Spectral Knowledge Distillation: From Black Box to Certified White Box
Abstract
Knowledge distillation (Hinton et al., 2015) compresses a large teacher model into a smaller student model by training on the teacher's soft outputs. The student is a smaller neural network — still a black box, with no guarantee on how much knowledge was preserved. We introduce spectral knowledge distillation: the teacher's learned function is eigendecomposed on the data manifold, producing \(K^*\) spectral coefficients that provably capture the maximum possible information per parameter (Eckart-Young theorem, Lean 4 verified). The student is not a neural network — it is an explicit formula with certified error bounds.
We show that the eigenvalue spectrum plays the role of Hinton's temperature parameter: large eigenvalues correspond to hard targets (dominant patterns), small eigenvalues to soft targets (subtle "dark knowledge").
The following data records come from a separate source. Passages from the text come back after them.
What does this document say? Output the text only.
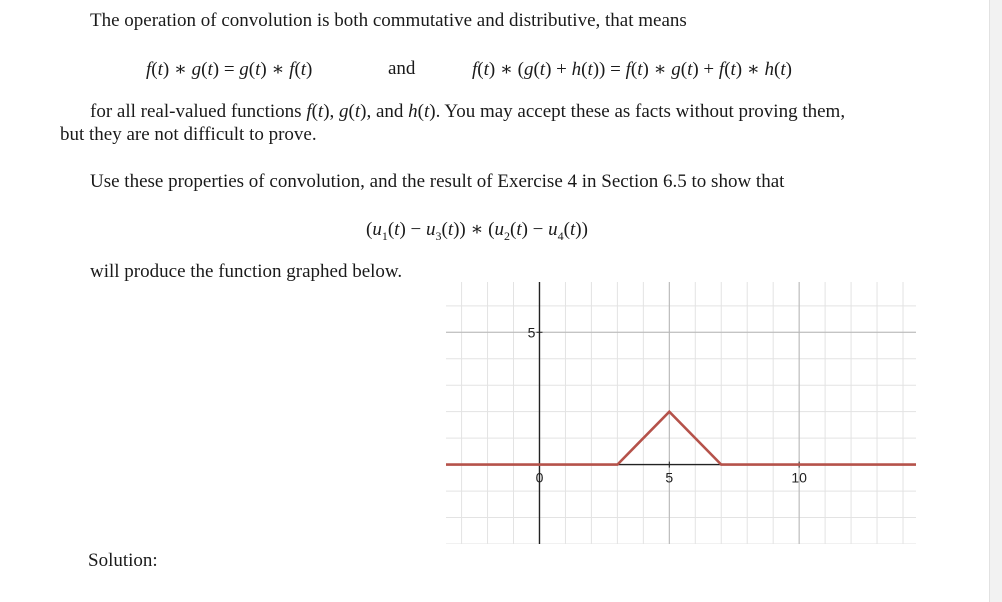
The operation of convolution is both commutative and distributive, that means
f(t) ∗ g(t) = g(t) ∗ f(t)	and	f(t) ∗ (g(t) + h(t)) = f(t) ∗ g(t) + f(t) ∗ h(t)
for all real-valued functions f(t), g(t), and h(t). You may accept these as facts without proving them,
but they are not difficult to prove.
Use these properties of convolution, and the result of Exercise 4 in Section 6.5 to show that
$(u_1(t) - u_3(t))$ ∗ $(u_2(t) - u_4(t))$
will produce the function graphed below.
0	5	10
5
Solution:
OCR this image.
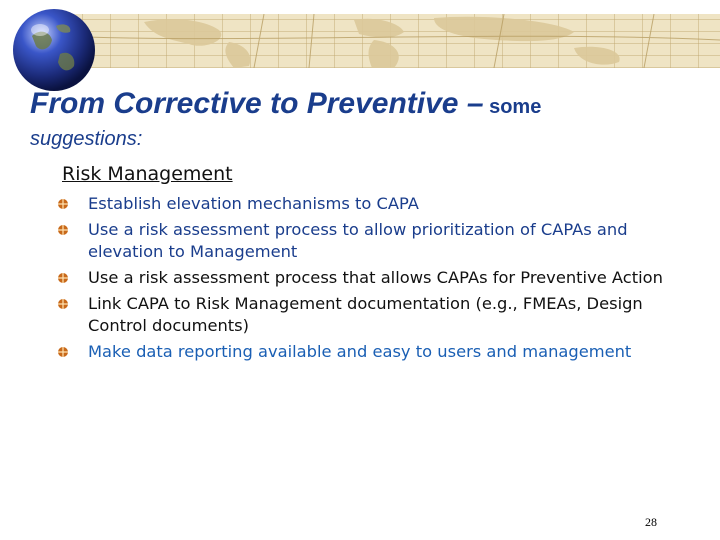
From Corrective to Preventive – some
suggestions:
Risk Management
Establish elevation mechanisms to CAPA
Use a risk assessment process to allow prioritization of CAPAs and elevation to Management
Use a risk assessment process that allows CAPAs for Preventive Action
Link CAPA to Risk Management documentation (e.g., FMEAs, Design Control documents)
Make data reporting available and easy to users and management
28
The GCV-optimal shrinkage filter \(h_k = \lambda_k / (\lambda_k + \alpha)\) replaces manual temperature tuning with an analytic optimum.
Experiments on neural networks of 6 architectures (513 to 139,009 parameters) demonstrate: (1) spectral distillation improves test accuracy over the original neural network in all cases by removing noise modes, (2) the distilled form captures 77–95% of the teacher's learned function (\(R^2\) vs teacher) in 250–390 effective parameters, (3) the mode-by-mode decomposition reveals exactly which patterns the neural network learned, which it underlearned, and which are spurious noise, and (4) for the largest network (512-256, 139K parameters), spectral distillation achieves 359x compression while improving prediction.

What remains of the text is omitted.